NocturnalStalker -> RE: Advice, sub to sub. (10/7/2011 4:11:37 PM)

quote:

ORIGINAL: xxblushesxx

Nah...I've dated lots of guys who did not just jump my bones even in the first couple of months. Some guys are gentlemen.


And some guys are gay.




lizi -> RE: Advice, sub to sub. (10/7/2011 4:16:53 PM)

quote:

ORIGINAL: NocturnalStalker

And some guys are gay.



Yes, oh yes. An 18 year old who is living with her but waiting for sex. That just doesn't compute. Sorry. Occam's Razor and all that.




xxblushesxx -> RE: Advice, sub to sub. (10/7/2011 4:22:54 PM)

quote:

ORIGINAL: kalikshama

Did you LIVE with them?


I've had platonic roommates who wanted to jump my bones, but no, I did not live with the gentlemen I referenced.




JanahX -> RE: Advice, sub to sub. (10/7/2011 4:30:56 PM)

I KNOW !!! (hops up and down) I KNOW !!! ---------> He might have a .... (are you ready for this?!?!)

((( echos ))) ((( A MICRO-DICK ))) ((( echos )))




LanceHughes -> RE: Advice, sub to sub. (10/7/2011 4:38:10 PM)

quote:

ORIGINAL: NocturnalStalker
And some guys are gay.

And I'm wondering: Have you talked about sex at all?

Maybe he IS gay (or bi) and he's planning on having a BF on the side without telling you.  Some shoes fit both sides of the coin (mixing metaphors.)

Are y'all waiting until married?  What's up with "no sex for two months, but we live together"?

Inquiring minds want to know...... Maybe HE's the new sub, waiting for you to Domme HIM?

Oh, what a tangled web... you know the rest.




babytriplove -> RE: Advice, sub to sub. (10/7/2011 4:50:59 PM)

wow. well, I'm done with forums here. thought id give it a shot, but I was shot down. maybe I'm too sensitive or fragile minded for most doms on here. didnt know you had to be hard fucking core to be a sub, so jerks can be absolute assholes. thanks for the fucked up wording for your advice. you coulda definately said shit in a nicer way. peace out.




babytriplove -> RE: Advice, sub to sub. (10/7/2011 4:53:13 PM)

damn didn't know it was a crime to ask for advice. if I wanted to be judged id go somewhere else.




Aileen1968 -> RE: Advice, sub to sub. (10/7/2011 4:57:57 PM)

See....that's the problem with todays youths.
They all want to get a trophy just for participating and all they want to hear is how great and wonderful they are.
Buck up.
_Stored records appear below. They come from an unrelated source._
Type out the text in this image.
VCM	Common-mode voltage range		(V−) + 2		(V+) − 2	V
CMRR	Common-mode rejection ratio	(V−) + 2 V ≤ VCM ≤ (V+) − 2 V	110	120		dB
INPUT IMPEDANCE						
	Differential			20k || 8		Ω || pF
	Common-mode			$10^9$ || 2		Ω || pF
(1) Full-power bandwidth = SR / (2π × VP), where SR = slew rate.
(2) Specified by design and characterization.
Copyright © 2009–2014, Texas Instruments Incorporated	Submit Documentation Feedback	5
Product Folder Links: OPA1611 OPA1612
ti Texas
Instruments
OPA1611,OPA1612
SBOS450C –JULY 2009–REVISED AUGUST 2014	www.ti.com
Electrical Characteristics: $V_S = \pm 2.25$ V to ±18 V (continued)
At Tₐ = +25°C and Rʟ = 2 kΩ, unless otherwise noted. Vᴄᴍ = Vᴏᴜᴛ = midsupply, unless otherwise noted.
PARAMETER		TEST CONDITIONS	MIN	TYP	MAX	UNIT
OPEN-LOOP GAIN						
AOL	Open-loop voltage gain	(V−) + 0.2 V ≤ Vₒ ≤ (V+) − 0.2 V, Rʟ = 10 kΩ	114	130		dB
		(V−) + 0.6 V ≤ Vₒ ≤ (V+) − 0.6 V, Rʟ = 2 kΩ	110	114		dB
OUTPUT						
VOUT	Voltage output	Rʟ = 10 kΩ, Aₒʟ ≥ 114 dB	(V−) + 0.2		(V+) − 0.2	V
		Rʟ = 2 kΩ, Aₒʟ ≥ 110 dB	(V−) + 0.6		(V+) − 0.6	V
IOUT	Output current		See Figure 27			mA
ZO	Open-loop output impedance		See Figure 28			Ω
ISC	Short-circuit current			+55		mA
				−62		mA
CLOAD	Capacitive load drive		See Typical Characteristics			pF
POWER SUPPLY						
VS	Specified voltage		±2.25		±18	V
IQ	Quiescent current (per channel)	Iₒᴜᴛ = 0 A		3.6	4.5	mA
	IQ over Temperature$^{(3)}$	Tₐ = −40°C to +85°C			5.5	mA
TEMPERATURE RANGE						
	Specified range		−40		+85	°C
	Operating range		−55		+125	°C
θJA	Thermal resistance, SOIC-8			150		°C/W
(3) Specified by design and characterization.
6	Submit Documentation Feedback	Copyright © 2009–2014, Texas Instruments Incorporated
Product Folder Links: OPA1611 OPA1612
No one owes you a damn thing in life and life isn't fair. Once you learn those two important lessons you may have a shot.
Also...grow the fuck up, get thicker skin or bigger balls and take responsibility for yourself and your choices.
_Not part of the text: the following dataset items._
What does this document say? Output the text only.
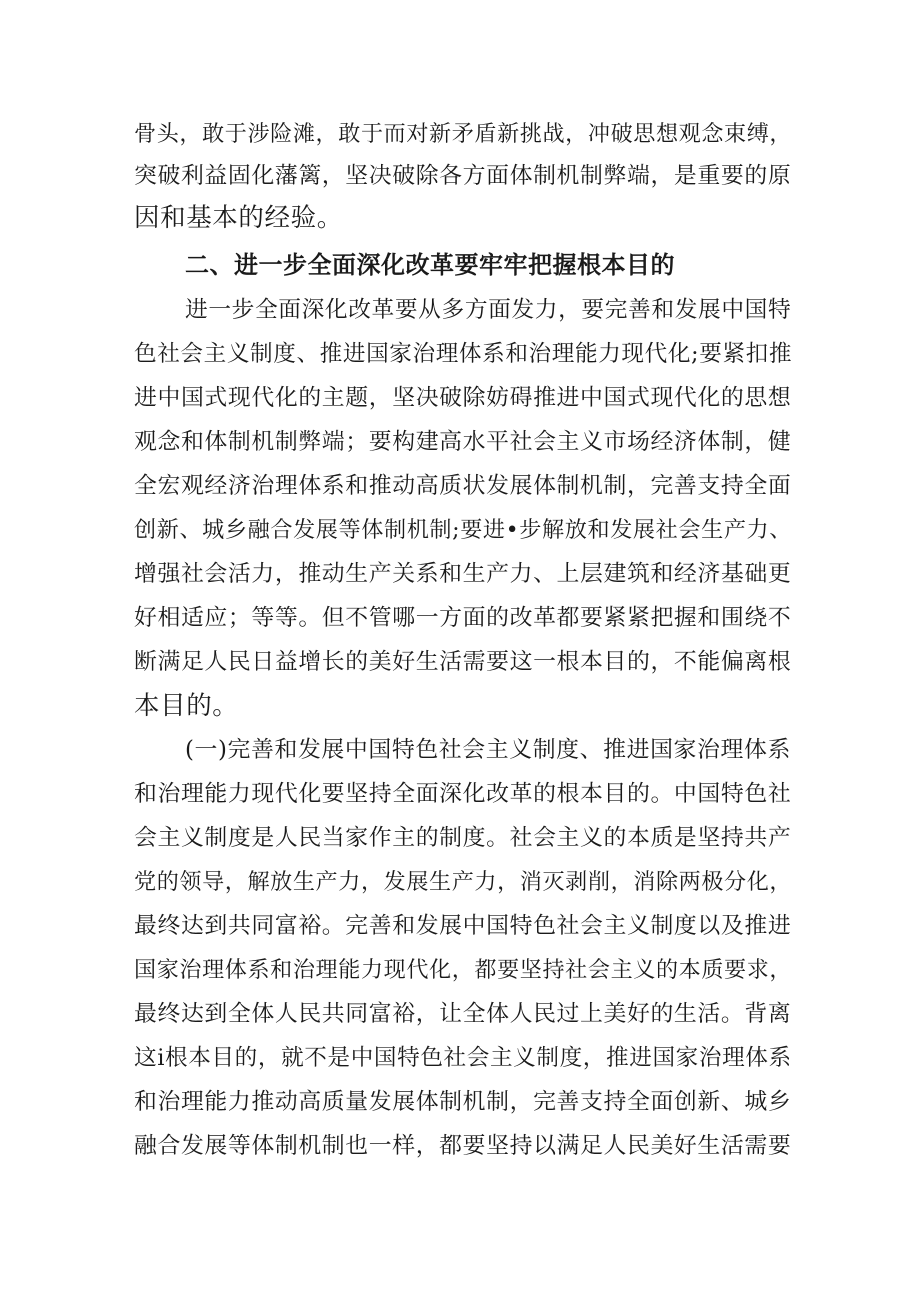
骨头，敢于涉险滩，敢于而对新矛盾新挑战，冲破思想观念束缚，
突破利益固化藩篱，坚决破除各方面体制机制弊端，是重要的原
因和基本的经验。
二、进一步全面深化改革要牢牢把握根本目的
进一步全面深化改革要从多方面发力，要完善和发展中国特
色社会主义制度、推进国家治理体系和治理能力现代化;要紧扣推
进中国式现代化的主题，坚决破除妨碍推进中国式现代化的思想
观念和体制机制弊端；要构建高水平社会主义市场经济体制，健
全宏观经济治理体系和推动高质状发展体制机制，完善支持全面
创新、城乡融合发展等体制机制;要进•步解放和发展社会生产力、
增强社会活力，推动生产关系和生产力、上层建筑和经济基础更
好相适应；等等。但不管哪一方面的改革都要紧紧把握和围绕不
断满足人民日益增长的美好生活需要这一根本目的，不能偏离根
本目的。
(一)完善和发展中国特色社会主义制度、推进国家治理体系
和治理能力现代化要坚持全面深化改革的根本目的。中国特色社
会主义制度是人民当家作主的制度。社会主义的本质是坚持共产
党的领导，解放生产力，发展生产力，消灭剥削，消除两极分化，
最终达到共同富裕。完善和发展中国特色社会主义制度以及推进
国家治理体系和治理能力现代化，都要坚持社会主义的本质要求，
最终达到全体人民共同富裕，让全体人民过上美好的生活。背离
这i根本目的，就不是中国特色社会主义制度，推进国家治理体系
和治理能力推动高质量发展体制机制，完善支持全面创新、城乡
融合发展等体制机制也一样，都要坚持以满足人民美好生活需要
JanahX -> RE: Advice, sub to sub. (10/7/2011 4:58:10 PM)


quote:

ORIGINAL: babytriplove

wow. well, I'm done with forums here. thought id give it a shot, but I was shot down. maybe I'm too sensitive or fragile minded for most doms on here. didnt know you had to be hard fucking core to be a sub, so jerks can be absolute assholes. thanks for the fucked up wording for your advice. you coulda definately said shit in a nicer way. peace out.


and these have been the DAYS OF OUR LIVES ......

organ music .....




babytriplove -> RE: Advice, sub to sub. (10/7/2011 5:01:40 PM)
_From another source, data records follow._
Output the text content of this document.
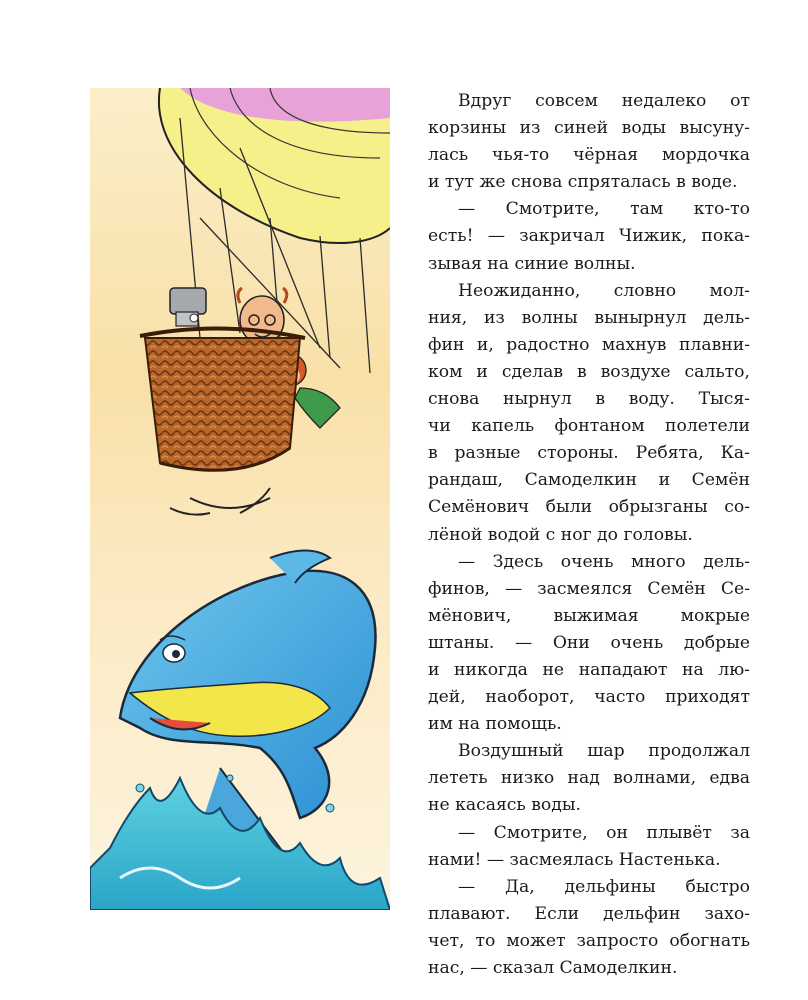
Вдруг совсем недалеко от
корзины из синей воды высуну-
лась чья-то чёрная мордочка
и тут же снова спряталась в воде.
— Смотрите, там кто-то
есть! — закричал Чижик, пока-
зывая на синие волны.
Неожиданно, словно мол-
ния, из волны вынырнул дель-
фин и, радостно махнув плавни-
ком и сделав в воздухе сальто,
снова нырнул в воду. Тыся-
чи капель фонтаном полетели
в разные стороны. Ребята, Ка-
рандаш, Самоделкин и Семён
Семёнович были обрызганы со-
лёной водой с ног до головы.
— Здесь очень много дель-
финов, — засмеялся Семён Се-
мёнович, выжимая мокрые
штаны. — Они очень добрые
и никогда не нападают на лю-
дей, наоборот, часто приходят
им на помощь.
Воздушный шар продолжал
лететь низко над волнами, едва
не касаясь воды.
— Смотрите, он плывёт за
нами! — засмеялась Настенька.
— Да, дельфины быстро
плавают. Если дельфин захо-
чет, то может запросто обогнать
нас, — сказал Самоделкин.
you don't even fucking know me. none of you do. so stop criticizing my personality and keep it strictly business. I don't want to hear your opinion if its not positivity. you can say what you need to, without being an asshole. I don't know if that's yourrr way of giving advice, but I don't like it.




Aileen1968 -> RE: Advice, sub to sub. (10/7/2011 5:05:12 PM)

No wonder your boyfriend can't get it up for you. It might just be that bitchy entitled attitude.




searching4mysir -> RE: Advice, sub to sub. (10/7/2011 5:13:57 PM)

Babytriplove - If you think at 18 and living with a man you are a grown up then start acting like one. It is childish to come onto an Internet forum and demand that people approve of your choices.

You are being deceitful to yourself and the man you live with. Poly can only work if everyone involved knows and wants it. Otherwise it is just cheating. Any Dom worth his salt would walk away from you because you lack integrity if you want to keep it behind your roommate's back.